On y lit également une critique du travail incertain (on peut y retrouver un écho aujourd'hui avec l'uberisation du travail, la multiplication des interims, des CDD, et en général, des emplois précaires), qui d'ailleurs peut provoquer, dans des cas extrêmes dira l'auteur, un comportement que d'aucuns aujourd'hui qualifieraient d'assistanat :

Ce ne sont ici, je le répète, que des cas extrêmes. Les travailleurs honnêtes, qui se respectent, n'agissent pas ainsi ; mais le travail incertain ne tend pas à rendre les gens honnêtes et respectables. S'ils n'étaient pas insouciants et ne buvaient pas plus que de raison pour soutenir leur entrain et abattre leur prudence, jamais ils ne pourraient endurer une pareille incertitude.
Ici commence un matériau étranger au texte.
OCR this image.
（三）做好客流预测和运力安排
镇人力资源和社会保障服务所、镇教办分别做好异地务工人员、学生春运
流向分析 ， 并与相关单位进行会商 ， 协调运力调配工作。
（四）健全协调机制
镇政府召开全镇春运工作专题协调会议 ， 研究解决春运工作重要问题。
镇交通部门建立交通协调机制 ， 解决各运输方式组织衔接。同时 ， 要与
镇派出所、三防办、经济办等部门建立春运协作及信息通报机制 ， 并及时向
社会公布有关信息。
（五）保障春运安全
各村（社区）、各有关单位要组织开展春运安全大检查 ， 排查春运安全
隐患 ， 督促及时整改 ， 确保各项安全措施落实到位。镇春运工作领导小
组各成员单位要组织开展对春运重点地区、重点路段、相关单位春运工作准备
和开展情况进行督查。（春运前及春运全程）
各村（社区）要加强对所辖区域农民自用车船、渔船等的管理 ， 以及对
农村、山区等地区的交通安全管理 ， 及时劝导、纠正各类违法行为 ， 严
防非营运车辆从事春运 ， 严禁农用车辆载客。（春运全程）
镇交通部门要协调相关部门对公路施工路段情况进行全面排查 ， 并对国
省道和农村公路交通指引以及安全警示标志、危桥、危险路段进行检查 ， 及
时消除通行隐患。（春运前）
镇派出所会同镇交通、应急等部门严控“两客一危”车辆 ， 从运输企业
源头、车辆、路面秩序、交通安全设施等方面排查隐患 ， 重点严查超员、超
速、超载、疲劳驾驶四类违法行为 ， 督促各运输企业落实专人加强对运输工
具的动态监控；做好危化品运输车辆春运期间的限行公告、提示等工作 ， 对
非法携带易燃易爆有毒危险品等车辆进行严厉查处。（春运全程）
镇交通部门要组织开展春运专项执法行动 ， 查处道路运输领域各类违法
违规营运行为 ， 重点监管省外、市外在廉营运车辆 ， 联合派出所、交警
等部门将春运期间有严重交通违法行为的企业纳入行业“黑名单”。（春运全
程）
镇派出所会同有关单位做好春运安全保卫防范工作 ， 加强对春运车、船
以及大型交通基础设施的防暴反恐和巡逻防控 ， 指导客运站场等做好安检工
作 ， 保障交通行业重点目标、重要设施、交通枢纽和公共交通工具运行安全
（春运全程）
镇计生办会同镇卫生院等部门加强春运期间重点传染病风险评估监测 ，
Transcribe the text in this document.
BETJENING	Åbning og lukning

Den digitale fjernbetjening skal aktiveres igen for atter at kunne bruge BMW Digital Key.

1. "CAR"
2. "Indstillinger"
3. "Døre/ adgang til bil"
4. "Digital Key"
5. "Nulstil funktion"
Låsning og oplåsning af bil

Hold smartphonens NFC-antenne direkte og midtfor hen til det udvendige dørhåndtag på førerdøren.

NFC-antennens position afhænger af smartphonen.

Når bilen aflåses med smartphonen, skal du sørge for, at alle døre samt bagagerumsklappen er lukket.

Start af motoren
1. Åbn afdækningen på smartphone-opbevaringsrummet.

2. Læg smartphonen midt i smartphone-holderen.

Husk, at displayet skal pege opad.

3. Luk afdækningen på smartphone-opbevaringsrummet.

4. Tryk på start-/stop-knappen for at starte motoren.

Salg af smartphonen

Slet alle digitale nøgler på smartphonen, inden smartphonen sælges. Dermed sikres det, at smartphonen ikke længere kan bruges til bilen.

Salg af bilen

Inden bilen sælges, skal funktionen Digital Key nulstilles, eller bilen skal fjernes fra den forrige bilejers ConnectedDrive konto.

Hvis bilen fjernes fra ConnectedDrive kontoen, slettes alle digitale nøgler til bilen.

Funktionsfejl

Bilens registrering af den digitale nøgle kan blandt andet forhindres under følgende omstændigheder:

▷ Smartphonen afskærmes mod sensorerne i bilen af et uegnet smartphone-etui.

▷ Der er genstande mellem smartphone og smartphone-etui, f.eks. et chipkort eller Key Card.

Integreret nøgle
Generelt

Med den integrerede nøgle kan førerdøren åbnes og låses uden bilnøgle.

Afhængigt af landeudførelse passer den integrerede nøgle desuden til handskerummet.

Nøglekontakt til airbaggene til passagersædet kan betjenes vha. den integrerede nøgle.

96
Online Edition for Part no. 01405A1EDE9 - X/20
Un dernier exemple intervient, enfonçant le clou de l'injustice de l'impôt : les taxes sur les consommations diverses (aujourd'hui, nous pourrions parler de TVA probablement), qui permettent de réduire le coût de l'impôt sur le revenu. Ainsi, c'est parce que tous les consommateurs (donc, tous les contribuables, tout le monde étant obligé de consommer pour simplement vivre) paient cette taxe que les personnes qui ont des revenus peuvent payer un impôt plus faible sur leurs revenus.

Les choses étant telles qu'elles sont, vous pouvez voir comment, même dans vos impôts qui devraient être complètement libérés de la dîme en faveur de l'oisif, vous pouvez être, et vous êtes, en effet, "exploitée" jusqu'à un certain point, tout comme vous l'êtes en faisant vos emplettes ordinaires.

La conclusion du chapitre laisse à réfléchir tout de même, car l'auteur avertit que si les impôts étaient tous abolis, et que l’État et les municipalités étaient remplacés par des entreprises qui rendent les mêmes services, on aurait, non pas un Socialisme statal et municipal mais un Capitalisme statal et municipal.

Votre loyer

Ce chapitre critique la propriété privée des logements (en illustrant l'incongruité de la propriété de la terre en la comparant à l'absurdité de la propriété de l'air, de la lumière ou de l'eau). Cette critique s'appuie notamment sur l'injustice de la location (voire de multiples sous-locations). In fine, on reconnaît la encore une critique de la propriété privée, ne souffrant selon l'auteur d'aucun contre-argument :

Ce mal est si éclatant et si indéfendable par n'importe quel sophisme que pourrait inventer le propriétaire le plus ingénieux, longtemps avant qu'on ne parlât de Socialisme, on avait proposé l'abolition de toutes les taxes, sauf celles sur les propriétés terriennes. D'ailleurs nous avons encore parmi nous des gens qu'on appelle les "Single Taxers", qui prêchent cette doctrine de la Taxe Unique.

Cette partie est également l'occasion pour l'auteur de constater l'exode historique des populations vers les villes (souvent chassées historiquement de leurs campagnes et forêts). Au final :

Tout ceci aurait pu être évité si nous avions simplement eu le bon sens et la prévoyance d'exiger que la terre reste propriété nationale en fait comme en théorie légale, et que tous les fermages perçus constituent un fonds commun utilisé pour des besoins publics. Si cela avait été fait, plus n'aurait été besoin d'avoir des taudis [...], ni même des impôts et des taxes.